Ce n’est qu’avec peine que ma main tâtonnante put ouvrir la porte et c’est tout juste si je parvins à me traîner sur les premières marches de l’escalier.

Mais, arrivé devant sa porte, toute mon ivresse tomba brusquement, comme si ma tête avait été plongée soudain dans une eau glacée. Dégrisé, je vis dans mon visage décomposé l’image de ma folie furieuse et impuissante. La honte me fit baisser la tête ; et, tout doucement, me faisant petit comme un chien battu pour que personne ne m’entendît, je me glissai à pas furtifs dans ma chambre.

 

J’avais dormi comme une souche ; lorsque je me réveillai, le soleil inondait déjà le plancher et il montait peu à peu jusqu’au rebord de mon lit ; je me levai d’un bond.

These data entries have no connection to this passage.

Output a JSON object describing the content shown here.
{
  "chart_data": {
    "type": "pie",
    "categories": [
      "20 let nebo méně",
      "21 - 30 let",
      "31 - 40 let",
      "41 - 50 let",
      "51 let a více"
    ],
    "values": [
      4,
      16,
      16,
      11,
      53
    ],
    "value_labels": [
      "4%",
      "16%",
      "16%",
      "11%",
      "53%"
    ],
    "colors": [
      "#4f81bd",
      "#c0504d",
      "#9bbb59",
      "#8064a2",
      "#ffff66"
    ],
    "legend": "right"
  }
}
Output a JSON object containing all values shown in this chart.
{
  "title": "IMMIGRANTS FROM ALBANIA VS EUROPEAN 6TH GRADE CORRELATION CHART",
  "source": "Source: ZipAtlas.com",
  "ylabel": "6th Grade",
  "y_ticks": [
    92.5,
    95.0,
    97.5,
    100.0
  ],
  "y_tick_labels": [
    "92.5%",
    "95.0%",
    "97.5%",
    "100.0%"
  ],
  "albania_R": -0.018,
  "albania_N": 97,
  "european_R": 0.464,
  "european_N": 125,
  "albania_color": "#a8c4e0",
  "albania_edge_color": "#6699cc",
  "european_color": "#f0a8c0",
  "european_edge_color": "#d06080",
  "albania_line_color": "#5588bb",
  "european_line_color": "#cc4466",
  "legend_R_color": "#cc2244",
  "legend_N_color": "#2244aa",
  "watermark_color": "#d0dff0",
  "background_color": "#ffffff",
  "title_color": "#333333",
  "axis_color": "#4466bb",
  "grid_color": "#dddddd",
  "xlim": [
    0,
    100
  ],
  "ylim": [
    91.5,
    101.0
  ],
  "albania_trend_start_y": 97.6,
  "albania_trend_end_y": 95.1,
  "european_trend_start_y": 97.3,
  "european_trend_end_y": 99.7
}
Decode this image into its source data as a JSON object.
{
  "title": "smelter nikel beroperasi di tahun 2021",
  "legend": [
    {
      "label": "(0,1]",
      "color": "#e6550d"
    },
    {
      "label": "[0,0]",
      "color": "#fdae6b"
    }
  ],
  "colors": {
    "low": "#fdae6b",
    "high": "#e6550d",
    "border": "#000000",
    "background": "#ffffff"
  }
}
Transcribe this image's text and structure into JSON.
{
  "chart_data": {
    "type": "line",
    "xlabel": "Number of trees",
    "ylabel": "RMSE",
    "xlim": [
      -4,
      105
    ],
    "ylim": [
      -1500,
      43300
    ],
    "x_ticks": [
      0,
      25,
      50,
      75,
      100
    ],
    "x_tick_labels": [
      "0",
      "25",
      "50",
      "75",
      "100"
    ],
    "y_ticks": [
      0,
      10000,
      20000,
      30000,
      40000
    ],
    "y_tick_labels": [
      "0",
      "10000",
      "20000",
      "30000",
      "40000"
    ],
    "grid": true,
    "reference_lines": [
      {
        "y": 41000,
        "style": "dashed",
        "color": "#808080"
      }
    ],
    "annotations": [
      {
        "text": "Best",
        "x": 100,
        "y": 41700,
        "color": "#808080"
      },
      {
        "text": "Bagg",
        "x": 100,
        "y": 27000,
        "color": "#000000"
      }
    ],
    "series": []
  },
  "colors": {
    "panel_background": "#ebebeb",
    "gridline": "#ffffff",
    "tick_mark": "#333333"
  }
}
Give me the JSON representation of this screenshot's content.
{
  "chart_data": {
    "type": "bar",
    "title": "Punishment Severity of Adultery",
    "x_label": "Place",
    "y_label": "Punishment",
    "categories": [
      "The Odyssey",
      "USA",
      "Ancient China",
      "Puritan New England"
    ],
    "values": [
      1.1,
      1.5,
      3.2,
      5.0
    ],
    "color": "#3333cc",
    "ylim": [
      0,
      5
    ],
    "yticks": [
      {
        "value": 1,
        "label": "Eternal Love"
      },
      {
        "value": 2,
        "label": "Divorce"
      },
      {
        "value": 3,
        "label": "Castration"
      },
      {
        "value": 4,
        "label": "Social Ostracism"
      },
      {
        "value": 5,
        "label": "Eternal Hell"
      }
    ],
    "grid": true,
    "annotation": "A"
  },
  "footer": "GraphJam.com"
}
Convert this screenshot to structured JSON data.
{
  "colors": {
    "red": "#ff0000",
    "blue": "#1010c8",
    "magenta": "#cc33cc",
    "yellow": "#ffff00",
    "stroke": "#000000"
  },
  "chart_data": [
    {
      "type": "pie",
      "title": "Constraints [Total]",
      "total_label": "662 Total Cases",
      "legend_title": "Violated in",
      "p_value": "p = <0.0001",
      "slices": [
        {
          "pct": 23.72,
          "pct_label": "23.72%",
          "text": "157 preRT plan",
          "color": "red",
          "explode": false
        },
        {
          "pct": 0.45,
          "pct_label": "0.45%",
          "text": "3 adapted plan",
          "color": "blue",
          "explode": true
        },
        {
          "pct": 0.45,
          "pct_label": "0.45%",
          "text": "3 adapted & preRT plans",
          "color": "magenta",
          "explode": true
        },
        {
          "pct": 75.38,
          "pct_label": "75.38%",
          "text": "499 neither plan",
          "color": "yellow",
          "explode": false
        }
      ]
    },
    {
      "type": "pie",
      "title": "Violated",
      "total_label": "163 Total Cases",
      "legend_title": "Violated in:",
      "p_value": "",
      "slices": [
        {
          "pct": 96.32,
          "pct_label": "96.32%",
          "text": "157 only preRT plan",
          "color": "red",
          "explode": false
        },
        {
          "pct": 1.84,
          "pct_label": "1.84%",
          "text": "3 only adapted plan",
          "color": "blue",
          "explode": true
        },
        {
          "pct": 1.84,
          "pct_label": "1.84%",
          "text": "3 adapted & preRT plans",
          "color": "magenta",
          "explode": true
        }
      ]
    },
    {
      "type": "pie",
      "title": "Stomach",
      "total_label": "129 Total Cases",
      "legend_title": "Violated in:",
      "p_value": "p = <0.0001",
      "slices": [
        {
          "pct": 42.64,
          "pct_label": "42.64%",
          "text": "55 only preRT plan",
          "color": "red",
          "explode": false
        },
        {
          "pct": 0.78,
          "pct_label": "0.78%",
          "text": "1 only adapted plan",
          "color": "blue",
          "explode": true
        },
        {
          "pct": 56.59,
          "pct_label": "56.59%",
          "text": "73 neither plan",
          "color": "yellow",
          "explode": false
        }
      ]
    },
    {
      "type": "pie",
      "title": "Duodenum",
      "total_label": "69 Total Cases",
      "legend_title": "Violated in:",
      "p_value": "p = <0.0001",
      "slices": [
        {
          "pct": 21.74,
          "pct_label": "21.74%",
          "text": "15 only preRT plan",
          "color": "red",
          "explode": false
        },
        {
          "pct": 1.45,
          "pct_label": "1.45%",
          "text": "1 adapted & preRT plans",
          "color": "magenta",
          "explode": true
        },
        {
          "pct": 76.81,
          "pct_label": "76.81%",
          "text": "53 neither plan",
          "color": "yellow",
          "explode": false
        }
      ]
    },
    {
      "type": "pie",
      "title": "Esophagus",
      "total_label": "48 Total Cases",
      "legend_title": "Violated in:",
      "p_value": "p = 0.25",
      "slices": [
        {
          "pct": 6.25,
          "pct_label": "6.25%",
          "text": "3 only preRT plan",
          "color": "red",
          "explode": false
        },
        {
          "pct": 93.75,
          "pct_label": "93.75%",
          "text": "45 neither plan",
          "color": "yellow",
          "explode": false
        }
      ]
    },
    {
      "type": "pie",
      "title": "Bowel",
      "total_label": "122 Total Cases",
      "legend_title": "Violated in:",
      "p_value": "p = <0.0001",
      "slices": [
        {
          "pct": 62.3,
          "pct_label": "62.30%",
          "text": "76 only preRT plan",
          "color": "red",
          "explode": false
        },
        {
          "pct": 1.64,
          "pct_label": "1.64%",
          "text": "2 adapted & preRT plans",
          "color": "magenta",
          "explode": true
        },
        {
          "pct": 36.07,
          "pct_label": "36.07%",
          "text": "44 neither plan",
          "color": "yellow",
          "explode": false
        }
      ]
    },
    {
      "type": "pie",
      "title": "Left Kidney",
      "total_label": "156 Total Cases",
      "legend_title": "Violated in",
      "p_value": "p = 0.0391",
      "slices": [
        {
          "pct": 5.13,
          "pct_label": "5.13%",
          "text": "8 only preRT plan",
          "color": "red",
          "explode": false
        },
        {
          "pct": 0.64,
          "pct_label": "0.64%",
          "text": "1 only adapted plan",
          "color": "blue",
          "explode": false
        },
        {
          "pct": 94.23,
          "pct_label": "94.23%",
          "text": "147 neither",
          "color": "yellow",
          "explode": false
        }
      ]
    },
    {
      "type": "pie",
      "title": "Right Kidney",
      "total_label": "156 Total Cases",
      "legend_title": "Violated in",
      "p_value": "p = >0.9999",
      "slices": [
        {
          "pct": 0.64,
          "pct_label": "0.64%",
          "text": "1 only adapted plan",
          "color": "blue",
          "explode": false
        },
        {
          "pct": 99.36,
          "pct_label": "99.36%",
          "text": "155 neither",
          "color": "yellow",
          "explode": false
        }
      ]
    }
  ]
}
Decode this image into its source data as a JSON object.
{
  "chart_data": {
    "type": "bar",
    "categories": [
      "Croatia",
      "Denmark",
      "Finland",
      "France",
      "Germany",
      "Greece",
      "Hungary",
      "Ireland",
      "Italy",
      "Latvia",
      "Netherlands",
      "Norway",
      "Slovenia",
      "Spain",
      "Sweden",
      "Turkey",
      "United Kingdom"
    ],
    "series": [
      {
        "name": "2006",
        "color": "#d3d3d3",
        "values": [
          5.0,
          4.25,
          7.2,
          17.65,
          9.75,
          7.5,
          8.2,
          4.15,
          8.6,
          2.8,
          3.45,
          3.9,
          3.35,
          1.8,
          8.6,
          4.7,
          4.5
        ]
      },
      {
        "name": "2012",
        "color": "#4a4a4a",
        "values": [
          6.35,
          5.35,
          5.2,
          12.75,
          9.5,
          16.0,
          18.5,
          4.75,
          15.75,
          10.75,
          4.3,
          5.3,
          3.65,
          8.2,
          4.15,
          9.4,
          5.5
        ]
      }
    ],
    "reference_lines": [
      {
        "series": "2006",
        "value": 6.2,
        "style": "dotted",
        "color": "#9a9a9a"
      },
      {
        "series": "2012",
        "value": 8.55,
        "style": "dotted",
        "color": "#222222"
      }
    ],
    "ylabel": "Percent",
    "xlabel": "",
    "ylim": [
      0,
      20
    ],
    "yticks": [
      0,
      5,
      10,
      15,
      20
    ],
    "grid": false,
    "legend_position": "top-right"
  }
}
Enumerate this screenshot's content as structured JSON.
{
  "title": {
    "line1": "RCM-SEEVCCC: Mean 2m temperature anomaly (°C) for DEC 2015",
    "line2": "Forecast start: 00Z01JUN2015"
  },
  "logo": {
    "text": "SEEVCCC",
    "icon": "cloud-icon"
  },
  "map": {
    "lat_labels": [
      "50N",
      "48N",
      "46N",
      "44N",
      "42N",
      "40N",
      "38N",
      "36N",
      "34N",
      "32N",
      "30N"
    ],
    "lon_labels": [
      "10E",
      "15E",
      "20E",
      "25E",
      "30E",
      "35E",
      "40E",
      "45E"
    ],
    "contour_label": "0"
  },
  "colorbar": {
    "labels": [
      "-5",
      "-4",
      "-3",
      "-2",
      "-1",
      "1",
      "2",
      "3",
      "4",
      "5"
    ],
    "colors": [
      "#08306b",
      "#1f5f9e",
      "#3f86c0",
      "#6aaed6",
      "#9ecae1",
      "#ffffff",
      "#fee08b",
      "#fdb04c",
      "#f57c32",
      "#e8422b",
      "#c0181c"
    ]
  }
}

Dans ma tête endolorie le souvenir de la veille se ranimait ; mais je repoussai tout sentiment de honte, je ne voulais plus être honteux. En effet, essayai-je de me persuader, c’était sa faute, sa faute à lui seul, si je m’abrutissais ainsi. Je me tranquillisai en considérant que ce qui s’était passé la veille n’avait été qu’un divertissement d’étudiant, bien permis à quelqu’un qui depuis des semaines et des semaines n’a connu que le travail, et encore le travail. Mais je ne me sentais pas à l’aise dans ma propre justification et, assez penaud, manquant de contenance, je descendis trouver la femme de mon maître, me rappelant ma promesse de la veille pour l’excursion.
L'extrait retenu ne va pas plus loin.